One of the questions I often get asked from larger companies is, "Who should be responsible for handing our social media accounts?" From my time at Ruby Tuesday, I learned that what seems like a very easy to answer question, is actually complicated. Large companies (for the most part) break down into units, and something like social media doesn't easily fit into a bucket. Under communications, a large company could easily have several teams responsible for advertising, public relations, crisis communications, local marketing, global marketing and internal communications. If these were states, social media is the highway crosses through each one at different points.
But let's get back to the question, "Who should be responsible for handling our social media accounts?" - there are really four criteria that you must pass:
They know the history of the company, why and where is was founded, who your target customer is, why you make your products in a certain manner, and they understand what is okay to talk about online and what isn't. More importantly they know how to translate the essence of the company into daily communication with customers.
They must understand the goals of social media. Depending on the organization, the goals could be to create an additional customer service channel, or a manner to do market research, or a spot to share blog posts from your internal experts. But if they don't have a clear understanding of these things, then you will not accomplish what you want. They may not post LOL Cats, but most likely they'll start to post things that are off strategy, but easy to reach.
A social media account is a direct line to your customers and add in the fact that emotions don't convey over text very well and you could quickly have a sensitive situation on your hands if your'e not careful. Facebook updates and tweets can be quickly be sent to thousands and seen by 50x within hours, so understanding the responsibility for that is an important undertaking. The person pushing "go" must be trained and approved to speak as the brand, because they are doing it.

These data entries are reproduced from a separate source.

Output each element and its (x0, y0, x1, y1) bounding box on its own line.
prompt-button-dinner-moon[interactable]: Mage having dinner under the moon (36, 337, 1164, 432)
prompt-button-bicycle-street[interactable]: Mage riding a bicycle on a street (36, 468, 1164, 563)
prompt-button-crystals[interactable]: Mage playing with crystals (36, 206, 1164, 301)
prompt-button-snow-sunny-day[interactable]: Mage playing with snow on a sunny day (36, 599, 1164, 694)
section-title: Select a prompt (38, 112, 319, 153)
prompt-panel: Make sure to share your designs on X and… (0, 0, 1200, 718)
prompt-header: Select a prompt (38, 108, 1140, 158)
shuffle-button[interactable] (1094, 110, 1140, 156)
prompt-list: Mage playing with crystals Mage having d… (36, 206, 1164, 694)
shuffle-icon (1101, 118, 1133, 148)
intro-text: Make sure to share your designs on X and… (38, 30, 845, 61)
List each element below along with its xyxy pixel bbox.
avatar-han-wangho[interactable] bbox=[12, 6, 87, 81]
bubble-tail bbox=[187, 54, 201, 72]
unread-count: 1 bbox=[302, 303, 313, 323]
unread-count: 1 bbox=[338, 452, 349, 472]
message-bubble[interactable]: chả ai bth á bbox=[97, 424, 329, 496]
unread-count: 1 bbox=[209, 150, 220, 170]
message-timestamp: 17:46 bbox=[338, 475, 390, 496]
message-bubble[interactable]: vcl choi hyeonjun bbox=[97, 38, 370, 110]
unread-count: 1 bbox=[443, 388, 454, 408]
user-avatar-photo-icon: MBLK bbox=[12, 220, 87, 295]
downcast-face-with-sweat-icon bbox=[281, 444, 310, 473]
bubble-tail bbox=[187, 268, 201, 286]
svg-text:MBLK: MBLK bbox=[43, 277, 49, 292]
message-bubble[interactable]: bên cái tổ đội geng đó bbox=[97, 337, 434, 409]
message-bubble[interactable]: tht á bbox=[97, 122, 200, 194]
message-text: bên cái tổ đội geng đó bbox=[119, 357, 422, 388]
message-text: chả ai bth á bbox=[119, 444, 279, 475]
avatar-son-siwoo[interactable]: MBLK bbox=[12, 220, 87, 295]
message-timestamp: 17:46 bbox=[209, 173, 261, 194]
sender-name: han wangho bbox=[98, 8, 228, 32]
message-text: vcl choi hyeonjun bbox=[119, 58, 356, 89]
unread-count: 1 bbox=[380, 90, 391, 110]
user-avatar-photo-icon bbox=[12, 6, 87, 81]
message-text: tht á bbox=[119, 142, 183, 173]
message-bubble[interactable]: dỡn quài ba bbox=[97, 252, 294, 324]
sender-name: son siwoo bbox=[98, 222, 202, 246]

Social media is an exciting opportunity, it is a place for cutting edge opportunity - however unlike any previous communications role, it requires a mountain of consistent updates. As I tell students in my classes, if you update daily (which I'd recommend) it's 365 updates. Yes they may be short and small, but the impact is large - and more often then not, it can be grueling to both consistently create and locate the right content, while fending off content that wouldn't be appropriate for your brand. e.g. pictures of puppies, or your most recent press release.
In all reality, these go in importance from 4 to 1. Why? Because it's hard to teach 4, someone will have to be naturally inclined. 3, trust has to be earned which takes time. 2 and 1 can be taught.